LONDON LETTER:The Beatles' Eleanor Rigby, who epitomised loneliness in death, might remind us of the increasing number of people being buried at the public's expense, writes MARK HENNESSY
IMMORTALISED BY the Beatles, the real Eleanor Rigby’s final resting place lies in St Peter’s Church in Woolton in Liverpool, where Paul McCartney and John Lennon first met at a church fete at which Lennon’s band, the Quarrymen, performed.
For millions, her life epitomises aching loneliness, illustrated in the song by Father McKenzie “wiping the dirt from his hands as he walks from the grave” after her funeral to which “nobody came”. In reality, Lennon, who claimed to have written about 70 per cent of the song’s lyrics, took some artistic liberties, but not too many.
Born Eleanor Rigby Whitfield in 1895, Rigby looked after her half-sisters, to whom she was devoted, after her mother’s death; married late, only to endure the pain of not being able to have children of her own; and died in October 1939 from a brain haemorrhage.
She did not, however, suffer the indignity of a pauper’s grave, lying now as she does in the Rigby family plot – one visited every year by thousands of Beatles fans from around the globe, even if few of her own line remain.
However, if Rigby escaped that final humiliation, others today do not. Last month, a freedom of information request by a Welsh newspaper revealed that 517 people were buried or cremated at the expense of local councils last year.
The numbers dying with no one to care are increasing. Between 2005 and 2007 there were 229 paupers’ funerals in the area in question, costing Welsh councils £158,500, but the number grew to 288 between 2008 and 2010, costing £218,000.
The youngest pauper, from Bridgend, was aged just 21, while the oldest, from Cardiff, was 96. One service two years ago cost Merthyr Tydfil council just £109.99 – though the average bill for a funeral is £2,700.
The number of such unmourned burials is set to rise significantly, says Kate Woodthorpe of the Centre for Death and Society at Bath University, who points out that an additional 100,000 people will be dying annually by 2030.
“The evidence is that when people age, their networks decrease and they become very isolated. It is as much about money as it is about relationships. If they don’t have people to step in and help pay for things, then this is what is going to happen,” she said.
In Cumbria, the local hospital trust, which runs hospitals in Carlisle and Whitehaven, recently reported that it had to make arrangements in 17 cases where members of the deceased’s family had refused to do so.
For each, the trust paid for a burial, or cremation, along with providing a basic coffin, one wreath, a vicar and hymns for the funeral service, while also putting a death notice in the local press for those who might like to stand by the graveside.
Chris Sievey, creator of the comic character Frank Sidebottom, could have made the pauper’s journey last year, until friends were encouraged by an internet campaign to pay for his funeral.
If Sievey was spared, however, 2,200 people in England and Wales were not, according to figures produced by the Local Government Association (LGA), which pointed out that one local authority had to pay for 258 such funerals.
Sometimes the issue is not neglect, or loneliness, but money.
Bereavement grants in the UK now stand at £700, far short of the average £2,000 needed, leaving some poor families struggling to pay for the living unable to make up the difference.
The LGA’s report makes depressing reading: three men are buried or cremated at the expense of the local council for every woman; while over half of the deceased were over 65.
Under the Public Health (Control of Disease) Act 1984, councils must pay for a funeral, if there is no else to do so – though it can recover the costs from the estate, assuming that the deceased has left any assets.
“Councils will try their hardest to establish the faith of the deceased and arrange a dignified service.
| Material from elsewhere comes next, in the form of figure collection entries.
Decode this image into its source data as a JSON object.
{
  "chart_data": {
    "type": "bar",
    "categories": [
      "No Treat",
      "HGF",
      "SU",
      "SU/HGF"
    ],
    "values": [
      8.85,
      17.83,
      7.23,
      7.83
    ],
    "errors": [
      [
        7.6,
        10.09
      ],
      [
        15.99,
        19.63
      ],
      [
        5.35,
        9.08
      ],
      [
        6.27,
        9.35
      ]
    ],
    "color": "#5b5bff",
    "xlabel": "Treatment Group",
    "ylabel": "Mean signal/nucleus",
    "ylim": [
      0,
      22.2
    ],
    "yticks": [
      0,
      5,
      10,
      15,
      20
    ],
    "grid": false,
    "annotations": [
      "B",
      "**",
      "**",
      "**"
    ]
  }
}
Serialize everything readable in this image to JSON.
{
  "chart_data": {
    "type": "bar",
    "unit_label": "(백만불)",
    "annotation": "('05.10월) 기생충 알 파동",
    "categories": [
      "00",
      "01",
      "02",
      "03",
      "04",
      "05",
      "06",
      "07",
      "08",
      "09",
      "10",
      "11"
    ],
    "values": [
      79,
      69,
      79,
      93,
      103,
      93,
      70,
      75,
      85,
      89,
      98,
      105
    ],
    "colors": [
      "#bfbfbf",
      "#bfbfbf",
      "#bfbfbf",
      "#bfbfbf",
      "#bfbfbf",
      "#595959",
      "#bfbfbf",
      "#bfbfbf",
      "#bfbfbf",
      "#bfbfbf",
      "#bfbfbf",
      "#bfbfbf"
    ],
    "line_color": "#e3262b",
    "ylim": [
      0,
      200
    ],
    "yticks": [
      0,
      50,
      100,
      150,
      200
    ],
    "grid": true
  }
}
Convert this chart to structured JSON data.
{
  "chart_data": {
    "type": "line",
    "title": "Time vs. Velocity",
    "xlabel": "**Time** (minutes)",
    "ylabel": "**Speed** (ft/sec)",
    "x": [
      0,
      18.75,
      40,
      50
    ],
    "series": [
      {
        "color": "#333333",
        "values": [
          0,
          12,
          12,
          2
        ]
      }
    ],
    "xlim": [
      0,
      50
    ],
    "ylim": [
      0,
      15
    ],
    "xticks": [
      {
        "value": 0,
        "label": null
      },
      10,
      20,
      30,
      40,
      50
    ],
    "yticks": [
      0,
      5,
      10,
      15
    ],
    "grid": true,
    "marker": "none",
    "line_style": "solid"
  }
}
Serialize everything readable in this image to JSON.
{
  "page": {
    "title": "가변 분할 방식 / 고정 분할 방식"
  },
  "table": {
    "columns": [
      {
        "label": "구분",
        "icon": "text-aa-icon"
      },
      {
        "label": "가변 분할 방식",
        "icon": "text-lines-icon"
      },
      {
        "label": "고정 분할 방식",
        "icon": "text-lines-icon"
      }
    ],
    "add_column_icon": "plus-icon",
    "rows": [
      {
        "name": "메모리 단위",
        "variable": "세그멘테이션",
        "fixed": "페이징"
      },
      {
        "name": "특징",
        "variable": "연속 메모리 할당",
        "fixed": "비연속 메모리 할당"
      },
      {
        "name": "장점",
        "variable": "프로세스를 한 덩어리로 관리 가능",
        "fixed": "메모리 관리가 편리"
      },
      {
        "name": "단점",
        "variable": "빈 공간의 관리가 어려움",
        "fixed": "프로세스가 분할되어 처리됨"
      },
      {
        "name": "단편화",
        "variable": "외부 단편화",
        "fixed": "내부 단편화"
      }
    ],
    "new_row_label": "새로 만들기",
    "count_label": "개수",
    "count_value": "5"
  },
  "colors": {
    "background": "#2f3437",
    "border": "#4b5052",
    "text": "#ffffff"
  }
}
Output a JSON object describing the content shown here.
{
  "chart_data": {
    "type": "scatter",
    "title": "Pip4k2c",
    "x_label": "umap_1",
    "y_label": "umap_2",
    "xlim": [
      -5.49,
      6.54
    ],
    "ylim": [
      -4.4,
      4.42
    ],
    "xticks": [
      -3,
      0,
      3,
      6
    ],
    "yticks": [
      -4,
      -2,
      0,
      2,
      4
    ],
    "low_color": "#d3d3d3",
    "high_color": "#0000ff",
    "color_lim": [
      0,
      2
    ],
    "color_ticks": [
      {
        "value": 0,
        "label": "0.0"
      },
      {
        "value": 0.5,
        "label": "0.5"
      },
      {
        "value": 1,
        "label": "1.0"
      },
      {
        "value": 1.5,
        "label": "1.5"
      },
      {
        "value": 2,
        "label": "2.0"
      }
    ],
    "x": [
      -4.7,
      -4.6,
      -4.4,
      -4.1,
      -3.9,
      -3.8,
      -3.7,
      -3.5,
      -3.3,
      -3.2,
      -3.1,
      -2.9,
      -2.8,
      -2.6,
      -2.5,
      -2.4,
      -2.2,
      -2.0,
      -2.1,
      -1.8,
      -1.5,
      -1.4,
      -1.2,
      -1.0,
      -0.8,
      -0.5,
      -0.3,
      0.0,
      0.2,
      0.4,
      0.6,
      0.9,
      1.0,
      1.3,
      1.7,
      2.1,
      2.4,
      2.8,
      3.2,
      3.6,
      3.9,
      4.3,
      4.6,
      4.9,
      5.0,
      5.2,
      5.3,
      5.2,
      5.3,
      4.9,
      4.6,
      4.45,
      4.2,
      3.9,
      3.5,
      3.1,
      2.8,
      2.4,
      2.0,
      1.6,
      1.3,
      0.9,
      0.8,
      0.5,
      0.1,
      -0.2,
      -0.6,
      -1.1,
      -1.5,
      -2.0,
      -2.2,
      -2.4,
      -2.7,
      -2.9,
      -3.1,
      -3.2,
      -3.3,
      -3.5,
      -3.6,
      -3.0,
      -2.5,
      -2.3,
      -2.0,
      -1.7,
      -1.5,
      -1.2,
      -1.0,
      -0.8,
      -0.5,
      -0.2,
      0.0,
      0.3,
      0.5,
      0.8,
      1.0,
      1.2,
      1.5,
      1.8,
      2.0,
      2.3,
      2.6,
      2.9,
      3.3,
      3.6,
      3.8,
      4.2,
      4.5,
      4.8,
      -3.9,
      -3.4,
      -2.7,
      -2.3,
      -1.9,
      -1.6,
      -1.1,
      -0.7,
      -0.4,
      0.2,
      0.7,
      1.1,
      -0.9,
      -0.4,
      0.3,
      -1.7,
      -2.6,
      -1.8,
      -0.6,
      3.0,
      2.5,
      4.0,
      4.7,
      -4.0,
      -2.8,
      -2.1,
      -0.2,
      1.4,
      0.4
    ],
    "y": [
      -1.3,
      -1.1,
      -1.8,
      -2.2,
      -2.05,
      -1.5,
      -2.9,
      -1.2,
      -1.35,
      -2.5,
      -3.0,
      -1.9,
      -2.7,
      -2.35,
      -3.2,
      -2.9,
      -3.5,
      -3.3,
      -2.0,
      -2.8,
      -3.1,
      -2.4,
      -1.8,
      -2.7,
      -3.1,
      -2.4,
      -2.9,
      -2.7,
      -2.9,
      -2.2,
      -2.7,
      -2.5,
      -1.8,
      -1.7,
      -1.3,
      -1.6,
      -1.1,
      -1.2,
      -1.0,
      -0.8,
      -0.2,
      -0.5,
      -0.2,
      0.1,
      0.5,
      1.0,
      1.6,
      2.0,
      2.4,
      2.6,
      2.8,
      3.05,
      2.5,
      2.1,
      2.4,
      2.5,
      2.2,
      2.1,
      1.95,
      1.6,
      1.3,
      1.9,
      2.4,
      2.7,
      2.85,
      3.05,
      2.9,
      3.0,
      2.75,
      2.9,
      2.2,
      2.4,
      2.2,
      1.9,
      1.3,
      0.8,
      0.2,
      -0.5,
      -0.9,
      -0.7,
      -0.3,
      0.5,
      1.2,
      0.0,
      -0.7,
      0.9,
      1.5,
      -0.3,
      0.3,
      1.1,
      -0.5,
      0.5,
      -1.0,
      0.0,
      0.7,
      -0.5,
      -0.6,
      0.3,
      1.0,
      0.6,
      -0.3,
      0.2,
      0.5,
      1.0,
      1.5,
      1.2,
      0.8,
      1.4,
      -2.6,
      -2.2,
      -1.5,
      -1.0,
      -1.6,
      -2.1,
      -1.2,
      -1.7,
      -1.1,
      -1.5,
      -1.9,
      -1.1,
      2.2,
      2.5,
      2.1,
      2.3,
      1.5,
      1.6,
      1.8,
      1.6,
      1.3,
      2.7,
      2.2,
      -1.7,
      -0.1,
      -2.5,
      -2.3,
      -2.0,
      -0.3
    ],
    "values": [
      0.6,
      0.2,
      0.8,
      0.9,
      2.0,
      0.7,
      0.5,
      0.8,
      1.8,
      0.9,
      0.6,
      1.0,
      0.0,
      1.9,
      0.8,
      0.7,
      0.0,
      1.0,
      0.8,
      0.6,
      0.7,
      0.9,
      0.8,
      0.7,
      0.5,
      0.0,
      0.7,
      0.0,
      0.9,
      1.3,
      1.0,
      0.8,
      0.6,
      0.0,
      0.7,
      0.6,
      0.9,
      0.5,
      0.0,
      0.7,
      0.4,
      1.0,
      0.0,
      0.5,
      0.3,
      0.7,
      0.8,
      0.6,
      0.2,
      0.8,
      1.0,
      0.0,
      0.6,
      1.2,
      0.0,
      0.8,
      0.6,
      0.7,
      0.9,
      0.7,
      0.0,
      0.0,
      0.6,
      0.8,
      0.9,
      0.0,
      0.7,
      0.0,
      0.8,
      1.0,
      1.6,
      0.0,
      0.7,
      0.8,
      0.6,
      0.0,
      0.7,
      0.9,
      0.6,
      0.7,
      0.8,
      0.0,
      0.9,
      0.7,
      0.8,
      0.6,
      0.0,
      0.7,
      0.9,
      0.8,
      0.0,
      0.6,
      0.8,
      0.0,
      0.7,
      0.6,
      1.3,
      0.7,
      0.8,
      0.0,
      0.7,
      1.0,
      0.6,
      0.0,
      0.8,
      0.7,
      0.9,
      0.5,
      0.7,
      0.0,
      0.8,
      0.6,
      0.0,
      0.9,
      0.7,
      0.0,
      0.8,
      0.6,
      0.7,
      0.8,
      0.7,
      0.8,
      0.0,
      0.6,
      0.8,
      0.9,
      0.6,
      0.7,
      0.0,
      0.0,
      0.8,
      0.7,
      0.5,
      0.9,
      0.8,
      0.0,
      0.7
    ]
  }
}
If not, then a simple ceremony takes place followed by a burial or cremation,” the LGA said in its report.
Two-fifths of councillors reported a rise in the number of cases in which relatives were unwilling to contribute; 60 per cent reported more instances in which families were unable to pay; and half said more people were dying without friends or family. The numbers refusing to pay are higher in England than in Wales.
Sometimes, the callousness displayed is breathtaking. Undertakers tell stories of cases in which children questioned whether they had to pay for a parent’s funeral even though they were the sole beneficiaries of the will.
“These tragic figures speak for themselves. People, mostly elderly, are dying around us with no family or friends nearby to care for them,” said David Rogers, chairman of the LGA’s community wellbeing board.
“It is a sad fact that there are thousands of people across the country with no family or friends to arrange, attend or pay for their funeral. Our ageing population is growing rapidly and so is the worrying picture of isolation and loneliness across the country,” he said.